Troubled dance center Kaatsbaan seeking to sell property

In an attempt to save the project, Kaatsbaan International Dance Center has put its 101 acres and se

In an attempt to save the project, Kaatsbaan International Dance Center has put its 101 acres and seven buildings up for sale. Founding director Bentley Roton said the haven, along the banks of the Hudson River, is being crushed by high mortgage payments and legal fees. And the center’s talks for a merger with Bard College have stalled.

“We are hoping that a philanthropic buyer will step forward and sell it back to us at a reasonable interest rate or lease it back to us,” said Roton of the property, which is listed with WH Guernsey Realtors in Millbrook. Kaatsbaan is asking $6.7 million for the property.

Kaatsbaan, a former horse farm that hosts residencies for professional dance ensembles, has been dogged by money woes for the past two years.
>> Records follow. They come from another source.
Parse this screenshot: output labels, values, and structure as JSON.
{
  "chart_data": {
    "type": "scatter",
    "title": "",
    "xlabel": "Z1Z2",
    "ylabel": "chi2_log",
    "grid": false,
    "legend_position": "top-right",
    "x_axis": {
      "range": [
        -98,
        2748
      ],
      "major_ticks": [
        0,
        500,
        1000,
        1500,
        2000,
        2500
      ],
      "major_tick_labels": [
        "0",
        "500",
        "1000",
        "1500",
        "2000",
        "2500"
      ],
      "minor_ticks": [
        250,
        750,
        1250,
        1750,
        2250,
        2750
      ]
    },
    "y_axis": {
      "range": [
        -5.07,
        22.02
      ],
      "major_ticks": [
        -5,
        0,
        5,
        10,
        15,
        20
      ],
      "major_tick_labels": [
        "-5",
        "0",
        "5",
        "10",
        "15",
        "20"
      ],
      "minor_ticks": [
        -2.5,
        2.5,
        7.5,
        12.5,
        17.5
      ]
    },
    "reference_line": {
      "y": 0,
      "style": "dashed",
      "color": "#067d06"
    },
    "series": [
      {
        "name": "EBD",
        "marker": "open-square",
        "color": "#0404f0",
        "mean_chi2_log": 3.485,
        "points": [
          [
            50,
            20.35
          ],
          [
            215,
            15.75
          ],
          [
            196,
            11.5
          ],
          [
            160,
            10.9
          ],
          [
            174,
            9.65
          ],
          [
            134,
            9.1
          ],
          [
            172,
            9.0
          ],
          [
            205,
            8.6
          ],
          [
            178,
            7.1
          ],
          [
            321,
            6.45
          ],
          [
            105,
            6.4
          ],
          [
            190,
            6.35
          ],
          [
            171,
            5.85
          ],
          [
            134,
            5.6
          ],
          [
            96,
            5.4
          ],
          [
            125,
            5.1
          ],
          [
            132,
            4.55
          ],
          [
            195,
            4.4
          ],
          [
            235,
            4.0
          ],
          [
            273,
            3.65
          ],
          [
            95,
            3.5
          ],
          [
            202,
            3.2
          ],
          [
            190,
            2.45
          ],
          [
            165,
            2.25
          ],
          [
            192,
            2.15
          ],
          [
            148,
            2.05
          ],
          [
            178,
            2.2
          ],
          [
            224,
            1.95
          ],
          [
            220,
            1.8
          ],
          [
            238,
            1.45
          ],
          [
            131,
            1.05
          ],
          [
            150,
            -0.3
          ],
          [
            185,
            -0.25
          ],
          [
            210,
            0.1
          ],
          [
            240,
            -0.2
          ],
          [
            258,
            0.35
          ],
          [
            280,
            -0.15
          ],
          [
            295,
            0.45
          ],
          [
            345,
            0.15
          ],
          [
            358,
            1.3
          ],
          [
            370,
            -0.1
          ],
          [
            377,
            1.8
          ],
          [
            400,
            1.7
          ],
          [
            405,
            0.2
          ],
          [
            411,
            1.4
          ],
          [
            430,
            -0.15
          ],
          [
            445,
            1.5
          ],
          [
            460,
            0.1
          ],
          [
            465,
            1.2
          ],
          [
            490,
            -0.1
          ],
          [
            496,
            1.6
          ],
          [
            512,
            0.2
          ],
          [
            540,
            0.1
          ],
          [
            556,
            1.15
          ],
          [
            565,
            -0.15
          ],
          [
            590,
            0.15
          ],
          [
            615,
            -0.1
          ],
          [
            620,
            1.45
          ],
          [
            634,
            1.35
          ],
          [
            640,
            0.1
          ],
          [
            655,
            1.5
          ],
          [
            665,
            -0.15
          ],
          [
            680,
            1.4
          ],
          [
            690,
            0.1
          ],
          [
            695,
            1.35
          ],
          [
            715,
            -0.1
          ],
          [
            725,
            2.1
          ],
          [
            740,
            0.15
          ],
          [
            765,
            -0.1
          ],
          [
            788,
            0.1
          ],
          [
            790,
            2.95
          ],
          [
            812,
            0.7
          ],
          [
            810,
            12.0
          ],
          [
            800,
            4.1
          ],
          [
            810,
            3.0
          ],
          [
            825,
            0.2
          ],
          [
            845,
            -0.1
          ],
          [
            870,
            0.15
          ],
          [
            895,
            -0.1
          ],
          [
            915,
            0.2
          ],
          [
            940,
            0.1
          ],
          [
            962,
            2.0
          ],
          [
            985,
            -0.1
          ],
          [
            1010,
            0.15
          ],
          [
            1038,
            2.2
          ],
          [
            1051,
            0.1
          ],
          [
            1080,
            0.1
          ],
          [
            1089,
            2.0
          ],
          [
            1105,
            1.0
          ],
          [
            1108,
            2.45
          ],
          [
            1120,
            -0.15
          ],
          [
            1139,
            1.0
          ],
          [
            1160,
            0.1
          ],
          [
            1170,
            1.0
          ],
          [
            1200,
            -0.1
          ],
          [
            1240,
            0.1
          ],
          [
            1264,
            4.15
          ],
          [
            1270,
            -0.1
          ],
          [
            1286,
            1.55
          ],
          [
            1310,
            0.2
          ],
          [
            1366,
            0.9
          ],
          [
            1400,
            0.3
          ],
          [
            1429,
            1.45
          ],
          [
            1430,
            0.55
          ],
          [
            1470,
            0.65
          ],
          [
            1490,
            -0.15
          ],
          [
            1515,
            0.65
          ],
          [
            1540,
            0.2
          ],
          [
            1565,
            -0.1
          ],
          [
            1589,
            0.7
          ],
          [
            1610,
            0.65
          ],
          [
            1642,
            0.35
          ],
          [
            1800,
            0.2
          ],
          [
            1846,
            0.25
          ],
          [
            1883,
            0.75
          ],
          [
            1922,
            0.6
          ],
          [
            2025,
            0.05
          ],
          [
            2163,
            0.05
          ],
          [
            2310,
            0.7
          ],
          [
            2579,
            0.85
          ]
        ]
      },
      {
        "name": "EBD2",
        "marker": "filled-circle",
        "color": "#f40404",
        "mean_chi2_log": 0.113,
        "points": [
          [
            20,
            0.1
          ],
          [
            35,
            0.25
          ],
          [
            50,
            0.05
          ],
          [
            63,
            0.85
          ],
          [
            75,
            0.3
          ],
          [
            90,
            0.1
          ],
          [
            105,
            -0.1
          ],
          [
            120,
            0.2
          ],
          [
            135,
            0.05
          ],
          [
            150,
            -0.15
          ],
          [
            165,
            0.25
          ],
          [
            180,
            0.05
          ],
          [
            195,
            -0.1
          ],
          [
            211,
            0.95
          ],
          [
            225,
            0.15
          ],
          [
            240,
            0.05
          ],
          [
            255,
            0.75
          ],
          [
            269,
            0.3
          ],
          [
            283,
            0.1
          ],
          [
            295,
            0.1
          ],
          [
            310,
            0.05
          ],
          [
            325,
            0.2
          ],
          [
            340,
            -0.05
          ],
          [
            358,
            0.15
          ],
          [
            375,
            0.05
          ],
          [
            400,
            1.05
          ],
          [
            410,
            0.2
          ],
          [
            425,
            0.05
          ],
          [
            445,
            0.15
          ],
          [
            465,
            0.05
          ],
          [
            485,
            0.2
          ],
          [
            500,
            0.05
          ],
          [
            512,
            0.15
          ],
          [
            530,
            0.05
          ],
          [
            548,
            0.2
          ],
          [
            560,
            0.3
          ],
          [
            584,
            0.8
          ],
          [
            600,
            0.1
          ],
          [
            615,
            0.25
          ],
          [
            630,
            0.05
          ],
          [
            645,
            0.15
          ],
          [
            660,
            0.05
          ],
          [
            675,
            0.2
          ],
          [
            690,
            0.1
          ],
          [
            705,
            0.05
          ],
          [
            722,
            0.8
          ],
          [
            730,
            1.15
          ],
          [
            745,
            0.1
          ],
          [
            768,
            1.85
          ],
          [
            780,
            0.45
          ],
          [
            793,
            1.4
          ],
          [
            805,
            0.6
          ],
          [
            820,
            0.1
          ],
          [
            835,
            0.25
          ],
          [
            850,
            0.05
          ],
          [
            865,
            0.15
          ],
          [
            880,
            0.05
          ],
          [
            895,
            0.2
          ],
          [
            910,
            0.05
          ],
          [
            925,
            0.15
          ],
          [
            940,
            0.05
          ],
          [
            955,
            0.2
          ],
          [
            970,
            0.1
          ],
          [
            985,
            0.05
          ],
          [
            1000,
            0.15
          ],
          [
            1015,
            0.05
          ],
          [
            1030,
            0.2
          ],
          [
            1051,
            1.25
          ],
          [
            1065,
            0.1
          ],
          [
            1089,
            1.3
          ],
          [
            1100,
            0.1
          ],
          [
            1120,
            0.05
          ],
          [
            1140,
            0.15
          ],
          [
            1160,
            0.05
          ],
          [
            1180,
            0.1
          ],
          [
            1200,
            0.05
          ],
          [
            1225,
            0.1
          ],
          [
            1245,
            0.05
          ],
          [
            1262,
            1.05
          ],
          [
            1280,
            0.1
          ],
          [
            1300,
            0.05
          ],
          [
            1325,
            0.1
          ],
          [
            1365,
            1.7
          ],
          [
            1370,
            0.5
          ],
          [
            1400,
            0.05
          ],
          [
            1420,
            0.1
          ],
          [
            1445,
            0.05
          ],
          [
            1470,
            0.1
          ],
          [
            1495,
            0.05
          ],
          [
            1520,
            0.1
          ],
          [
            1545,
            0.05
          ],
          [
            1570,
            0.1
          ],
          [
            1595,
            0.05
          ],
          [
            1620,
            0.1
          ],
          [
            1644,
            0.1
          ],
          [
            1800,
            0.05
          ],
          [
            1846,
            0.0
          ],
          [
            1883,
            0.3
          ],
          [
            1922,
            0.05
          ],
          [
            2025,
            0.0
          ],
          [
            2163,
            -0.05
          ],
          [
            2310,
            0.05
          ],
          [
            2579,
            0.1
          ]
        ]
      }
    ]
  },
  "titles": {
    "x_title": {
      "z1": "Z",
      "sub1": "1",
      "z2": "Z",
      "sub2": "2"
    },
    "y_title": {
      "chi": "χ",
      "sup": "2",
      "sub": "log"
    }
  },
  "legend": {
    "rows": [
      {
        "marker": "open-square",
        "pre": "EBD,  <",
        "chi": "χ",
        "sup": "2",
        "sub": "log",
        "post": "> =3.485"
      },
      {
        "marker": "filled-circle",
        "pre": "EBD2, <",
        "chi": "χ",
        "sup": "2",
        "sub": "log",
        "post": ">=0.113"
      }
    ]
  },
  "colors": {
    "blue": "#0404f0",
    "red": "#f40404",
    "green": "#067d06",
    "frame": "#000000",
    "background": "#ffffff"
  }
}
In addition to having difficulty paying off its $4 million mortgage, Kaatsbaan has spent $1.1 million in legal fees, $120,000 of which was incurred in an ongoing land dispute with its neighbors, James Welch and Fiona Angelini. The neighbors, under the public name of TBays LLC, purchased 53 acres of Kaatsbaan’s property at a sheriff’s auction for $118,000. Kaatsbaan contends the land sale was illegal, as the dance center was ready, able and willing to pay its creditor prior to the auction. The debate over the property is making its way through the state Appellate Court in Brooklyn.

College offer

Bard College offered to merge with Kaatsbaan in 2006, approaching the center with a lease-back agreement. Essentially, Bard would buy the property, pay off Kaatsbaan’s debts and allow Kaatsbaan and its board to continue to manage and expand the facility. Bard, which is situated a few miles to the south, would use the studios and theater when professional dancers and choreographers were not in residence.

“We were thrilled with the proposal from [President] Leon Botstein,” said Roton.

While the details were being worked out, Angelini joined the board of trustees at Bard. The terms of the agreement then started to unravel.

Kaatsbaan executive director Gregory Cary said the merger died in early August when “Bard insisted on an agreement where they would dictate financial decisions on the Kaatsbaan management. This is highly irregular in a sale and lease-back agreement and far outside of the relationship structured in the approved [by the state Attorney General’s office] lease agreement. Our attorney said it was unacceptable and asked for a closing date on the approved agreements.”

Kaatsbaan never heard back from Bard.

Bard spokesman Mark Primoff would not discuss the issues surrounding the failed merger. However, he did say that Bard “did not feel confident to move forward.”

He added that Bard would like to see Kaatsbaan continue, as it would be a resource for collaboration. “We have an undergraduate dance program that would benefit from Kaatsbaan’s facilities. But, as they say in politics, the devil is in the details.”

Primoff also said that Bard might try to renegotiate with Kaatsbaan at a later date.

Cary added that, despite Kaatsbaan’s continuing debt, the center has maintained a balanced budget, year-to-year, since its establishment in 1990.

Ties to ABT

While Kaatsbaan was established to create a respite for all professional dance companies, it has had a close relationship with American Ballet Theatre. ABT’s artistic director, Kevin MacKenzie, is one of Kaatsbaan’s founders and a member of the board. And project plans include a stage that could mirror the one at the Metropolitan Opera House in New York City where ABT performs each spring.

With financial woes stalling most of the project, the stage was never built. And, next month, ABT will perform its first Hudson Valley show — not at Kaatsbaan, but at Bard College’s Fisher Center for the Performing Arts.